Summary: I’m trying to run run demo project from Consul Service Mesh | Nomad by HashiCorp when I’m running Consul and Nomad in dev mode everything work as expected, but when I’m running manually configured clusters of Consul and Nomad I can’t get connection between dashboard and api to work through Envoy sidecar proxy.
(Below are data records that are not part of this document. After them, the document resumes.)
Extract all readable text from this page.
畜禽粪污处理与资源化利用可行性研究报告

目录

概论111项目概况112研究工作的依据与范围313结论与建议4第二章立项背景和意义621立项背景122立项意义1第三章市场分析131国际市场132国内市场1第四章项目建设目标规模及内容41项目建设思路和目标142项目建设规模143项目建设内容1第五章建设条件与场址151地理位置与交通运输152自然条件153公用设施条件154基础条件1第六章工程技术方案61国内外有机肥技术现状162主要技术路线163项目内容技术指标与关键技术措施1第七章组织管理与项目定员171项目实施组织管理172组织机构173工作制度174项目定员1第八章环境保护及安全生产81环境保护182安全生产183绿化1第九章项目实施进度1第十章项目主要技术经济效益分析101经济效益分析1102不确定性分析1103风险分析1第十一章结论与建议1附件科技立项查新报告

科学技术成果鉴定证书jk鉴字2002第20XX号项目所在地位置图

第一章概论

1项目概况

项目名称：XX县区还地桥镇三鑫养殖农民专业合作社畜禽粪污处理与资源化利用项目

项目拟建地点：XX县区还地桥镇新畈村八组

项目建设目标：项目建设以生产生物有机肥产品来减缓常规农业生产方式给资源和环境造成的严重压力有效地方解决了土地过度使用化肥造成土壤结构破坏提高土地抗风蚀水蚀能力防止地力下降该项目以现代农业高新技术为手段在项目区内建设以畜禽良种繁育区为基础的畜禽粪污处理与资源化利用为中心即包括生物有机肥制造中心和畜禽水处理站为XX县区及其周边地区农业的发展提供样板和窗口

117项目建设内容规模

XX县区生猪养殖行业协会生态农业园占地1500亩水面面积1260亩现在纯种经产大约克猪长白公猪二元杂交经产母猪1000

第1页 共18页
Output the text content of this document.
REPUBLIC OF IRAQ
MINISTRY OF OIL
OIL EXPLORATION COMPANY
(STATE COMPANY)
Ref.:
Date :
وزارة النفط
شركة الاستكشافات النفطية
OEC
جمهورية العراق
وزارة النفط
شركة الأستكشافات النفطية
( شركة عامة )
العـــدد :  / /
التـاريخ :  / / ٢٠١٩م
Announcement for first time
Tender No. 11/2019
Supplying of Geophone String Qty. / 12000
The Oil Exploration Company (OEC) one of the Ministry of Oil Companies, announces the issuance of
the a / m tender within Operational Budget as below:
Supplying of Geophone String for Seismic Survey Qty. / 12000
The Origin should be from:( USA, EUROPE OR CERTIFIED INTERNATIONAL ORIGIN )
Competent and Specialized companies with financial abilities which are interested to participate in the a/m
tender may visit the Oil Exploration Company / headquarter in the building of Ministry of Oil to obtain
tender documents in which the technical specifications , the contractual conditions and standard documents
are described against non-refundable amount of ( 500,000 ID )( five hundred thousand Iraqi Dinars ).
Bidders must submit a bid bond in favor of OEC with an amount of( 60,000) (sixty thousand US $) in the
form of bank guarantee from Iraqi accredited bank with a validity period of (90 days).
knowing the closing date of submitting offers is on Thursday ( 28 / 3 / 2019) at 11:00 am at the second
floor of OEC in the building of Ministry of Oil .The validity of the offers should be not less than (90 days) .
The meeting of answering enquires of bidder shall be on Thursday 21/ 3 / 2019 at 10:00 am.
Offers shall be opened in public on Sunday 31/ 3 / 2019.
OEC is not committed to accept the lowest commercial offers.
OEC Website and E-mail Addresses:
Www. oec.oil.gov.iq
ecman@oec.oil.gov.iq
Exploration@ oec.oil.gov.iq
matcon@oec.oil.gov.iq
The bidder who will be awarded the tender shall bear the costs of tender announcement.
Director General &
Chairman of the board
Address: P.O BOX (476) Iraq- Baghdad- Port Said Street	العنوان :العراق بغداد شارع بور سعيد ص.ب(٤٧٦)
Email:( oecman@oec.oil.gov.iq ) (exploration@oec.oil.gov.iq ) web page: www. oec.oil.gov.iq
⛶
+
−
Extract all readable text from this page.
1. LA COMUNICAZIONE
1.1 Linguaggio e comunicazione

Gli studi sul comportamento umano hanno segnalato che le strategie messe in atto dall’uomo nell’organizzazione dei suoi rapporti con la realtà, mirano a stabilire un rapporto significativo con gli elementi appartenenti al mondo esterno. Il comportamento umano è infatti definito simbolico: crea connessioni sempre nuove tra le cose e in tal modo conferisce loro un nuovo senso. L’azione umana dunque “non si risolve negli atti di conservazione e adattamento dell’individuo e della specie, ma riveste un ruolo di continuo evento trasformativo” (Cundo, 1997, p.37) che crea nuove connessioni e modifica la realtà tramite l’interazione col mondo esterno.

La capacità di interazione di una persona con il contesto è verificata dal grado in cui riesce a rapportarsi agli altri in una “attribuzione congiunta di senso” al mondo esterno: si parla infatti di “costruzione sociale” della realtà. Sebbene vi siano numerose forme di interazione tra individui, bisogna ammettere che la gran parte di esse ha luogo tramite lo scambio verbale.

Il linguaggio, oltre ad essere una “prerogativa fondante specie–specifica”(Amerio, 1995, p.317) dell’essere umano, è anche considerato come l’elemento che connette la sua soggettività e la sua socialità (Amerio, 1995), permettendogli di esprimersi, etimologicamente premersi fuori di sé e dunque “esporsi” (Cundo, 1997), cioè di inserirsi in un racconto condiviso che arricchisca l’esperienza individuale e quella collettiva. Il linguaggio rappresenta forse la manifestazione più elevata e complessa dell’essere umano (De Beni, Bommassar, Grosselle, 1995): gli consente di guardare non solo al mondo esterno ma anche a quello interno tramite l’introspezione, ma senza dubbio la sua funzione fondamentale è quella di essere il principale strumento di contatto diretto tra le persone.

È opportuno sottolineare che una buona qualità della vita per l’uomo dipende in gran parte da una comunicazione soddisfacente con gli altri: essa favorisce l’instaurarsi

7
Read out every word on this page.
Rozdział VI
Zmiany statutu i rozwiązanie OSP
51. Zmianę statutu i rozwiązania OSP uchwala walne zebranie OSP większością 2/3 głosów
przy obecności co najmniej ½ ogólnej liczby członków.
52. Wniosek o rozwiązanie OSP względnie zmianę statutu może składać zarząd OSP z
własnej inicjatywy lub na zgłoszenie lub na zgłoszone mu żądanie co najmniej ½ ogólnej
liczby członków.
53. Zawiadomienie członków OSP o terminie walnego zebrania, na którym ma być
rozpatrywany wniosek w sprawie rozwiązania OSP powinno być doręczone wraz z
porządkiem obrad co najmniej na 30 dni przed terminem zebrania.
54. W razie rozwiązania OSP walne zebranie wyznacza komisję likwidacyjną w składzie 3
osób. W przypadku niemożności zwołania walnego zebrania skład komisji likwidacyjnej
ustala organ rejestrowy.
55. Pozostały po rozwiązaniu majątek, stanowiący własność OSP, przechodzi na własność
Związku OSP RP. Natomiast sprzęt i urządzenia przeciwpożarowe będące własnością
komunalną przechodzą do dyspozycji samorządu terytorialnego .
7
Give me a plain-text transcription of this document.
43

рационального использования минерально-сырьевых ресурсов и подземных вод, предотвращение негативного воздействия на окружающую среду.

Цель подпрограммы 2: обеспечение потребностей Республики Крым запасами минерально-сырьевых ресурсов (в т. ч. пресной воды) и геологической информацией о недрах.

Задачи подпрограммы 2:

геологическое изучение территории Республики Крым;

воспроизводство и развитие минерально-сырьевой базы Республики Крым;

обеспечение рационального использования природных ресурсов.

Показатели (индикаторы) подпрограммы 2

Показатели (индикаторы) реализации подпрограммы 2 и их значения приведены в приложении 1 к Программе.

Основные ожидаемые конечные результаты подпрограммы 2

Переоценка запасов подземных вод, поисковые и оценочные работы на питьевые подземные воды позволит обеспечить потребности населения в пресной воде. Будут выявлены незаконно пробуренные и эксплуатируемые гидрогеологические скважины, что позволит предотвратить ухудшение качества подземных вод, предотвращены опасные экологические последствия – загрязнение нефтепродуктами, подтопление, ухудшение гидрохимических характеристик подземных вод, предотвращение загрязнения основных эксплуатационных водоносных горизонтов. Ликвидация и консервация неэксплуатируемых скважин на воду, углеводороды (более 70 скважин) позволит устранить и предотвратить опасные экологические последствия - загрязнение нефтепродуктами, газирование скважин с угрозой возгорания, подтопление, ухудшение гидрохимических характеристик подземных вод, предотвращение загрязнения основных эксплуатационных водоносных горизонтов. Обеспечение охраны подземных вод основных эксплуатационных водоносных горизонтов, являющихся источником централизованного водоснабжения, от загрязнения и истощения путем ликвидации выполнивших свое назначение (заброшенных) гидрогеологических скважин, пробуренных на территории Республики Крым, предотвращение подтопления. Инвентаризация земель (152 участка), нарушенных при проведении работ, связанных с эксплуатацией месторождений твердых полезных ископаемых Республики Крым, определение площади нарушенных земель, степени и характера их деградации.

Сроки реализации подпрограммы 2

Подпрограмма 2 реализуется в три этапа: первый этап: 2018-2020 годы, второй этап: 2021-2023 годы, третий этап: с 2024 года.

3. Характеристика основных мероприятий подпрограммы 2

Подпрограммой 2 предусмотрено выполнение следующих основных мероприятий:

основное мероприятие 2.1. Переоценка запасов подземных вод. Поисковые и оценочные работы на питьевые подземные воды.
My setup is 4 VirtualBox VMs started by Vagrant, 3 in server mode and one in client mode. Cluster configuration for Consul and Nomad is minimal.
Nomad configuration
# nomad.json
{
"acl": {
"enabled": false
},
"advertise": {
"http": "192.168.150.18",
"rpc": "192.168.150.18",
"serf": "192.168.150.18"
},
"bind_addr": "0.0.0.0",
"client": {
"cni_path": "/opt/cni/bin",
"enabled": true,
"network_interface": "eth1",
"servers": [
"192.168.150.10",
"192.168.150.13",
"192.168.150.17"
]
},
"data_dir": "/var/lib/nomad/data",
"log_level": "INFO",
"server": {
"enabled": false
},
"telemetry": {}
}
Consul configuration
# consul.json
{
"acl": {
"default_policy": "deny",
"enabled": false
},
"addresses": {
"grpc": "127.0.0.1 192.168.150.18",
"http": "127.0.0.1 192.168.150.18"
},
"advertise_addr": "192.168.150.18",
"bind_addr": "0.0.0.0",
"bootstrap_expect": 3,
"connect": {
"ca_provider": "consul",
"enabled": true
},
"data_dir": "/var/lib/consul/data",
"log_level": "info",
"ports": {
"grpc": 8502,
"http": 8500
},
"retry_join": [
"192.168.150.18",
"192.168.150.17",
"192.168.150.13"
],
"server": true,
"start_join": [
"192.168.150.18",
"192.168.150.17",
"192.168.150.13"
],
"telemetry": {
"disable_hostname": true,
"prometheus_retention_time": "12h"
},
"ui_config": {
"enabled": true
}
}
Network
# ip a
1: lo: <LOOPBACK,UP,LOWER_UP> mtu 65536 qdisc noqueue state UNKNOWN group default qlen 1000
link/loopback 00:00:00:00:00:00 brd 00:00:00:00:00:00
inet 127.0.0.1/8 scope host lo
valid_lft forever preferred_lft forever
inet6 ::1/128 scope host
valid_lft forever preferred_lft forever
2: eth0: <BROADCAST,MULTICAST,UP,LOWER_UP> mtu 1500 qdisc pfifo_fast state UP group default qlen 1000
link/ether 08:00:27:39:46:0b brd ff:ff:ff:ff:ff:ff
altname enp0s3
inet 10.0.2.15/24 brd 10.0.2.255 scope global dynamic eth0
valid_lft 79962sec preferred_lft 79962sec
inet6 fe80::a00:27ff:fe39:460b/64 scope link
valid_lft forever preferred_lft forever
3: eth1: <BROADCAST,MULTICAST,UP,LOWER_UP> mtu 1500 qdisc pfifo_fast state UP group default qlen 1000
link/ether 08:00:27:51:d3:4b brd ff:ff:ff:ff:ff:ff
altname enp0s8
inet 192.168.150.18/24 brd 192.168.150.255 scope global eth1
valid_lft forever preferred_lft forever
inet6 fe80::a00:27ff:fe51:d34b/64 scope link
valid_lft forever preferred_lft forever
4: docker0: <NO-CARRIER,BROADCAST,MULTICAST,UP> mtu 1500 qdisc noqueue state DOWN group default
link/ether 02:42:3e:43:dd:80 brd ff:ff:ff:ff:ff:ff
inet 172.17.0.1/16 brd 172.17.255.255 scope global docker0
valid_lft forever preferred_lft forever
5: nomad: <BROADCAST,MULTICAST,UP,LOWER_UP> mtu 1500 qdisc noqueue state UP group default qlen 1000
link/ether a2:b2:df:2a:75:e9 brd ff:ff:ff:ff:ff:ff
inet 172.26.64.1/20 brd 172.26.79.255 scope global nomad
valid_lft forever preferred_lft forever
inet6 fe80::a0b2:dfff:fe2a:75e9/64 scope link
valid_lft forever preferred_lft forever
8: veth23de8e16@if2: <BROADCAST,MULTICAST,UP,LOWER_UP> mtu 1500 qdisc noqueue master nomad state UP group default
link/ether fe:03:75:e5:03:c5 brd ff:ff:ff:ff:ff:ff link-netnsid 0
inet6 fe80::a01a:64ff:fea2:ca58/64 scope link
valid_lft forever preferred_lft forever
9: veth09f0d0f6@if2: <BROADCAST,MULTICAST,UP,LOWER_UP> mtu 1500 qdisc noqueue master nomad state UP group default
link/ether fa:1c:8a:d5:39:5e brd ff:ff:ff:ff:ff:ff link-netnsid 1
inet6 fe80::3424:f0ff:fe6f:c456/64 scope link
valid_lft forever preferred_lft forever
I can provide more information if required.
All checks in Consul Services section for countdash and api is green, no errors in Envoy logs but dashboard show error Counting Service is Unreachable
. I have some experience with Consul but I’m new to Nomad, Envoy and CNI so I have some troubles debugging this issue. Due fact demo is working in dev mode, it feels like I’m missing something small but crucial. I think it’s something related to network configuration, but I have no idea is it related to Consul or to Nomad.
Any suggestions how to debug this issue would be greatly appreciated.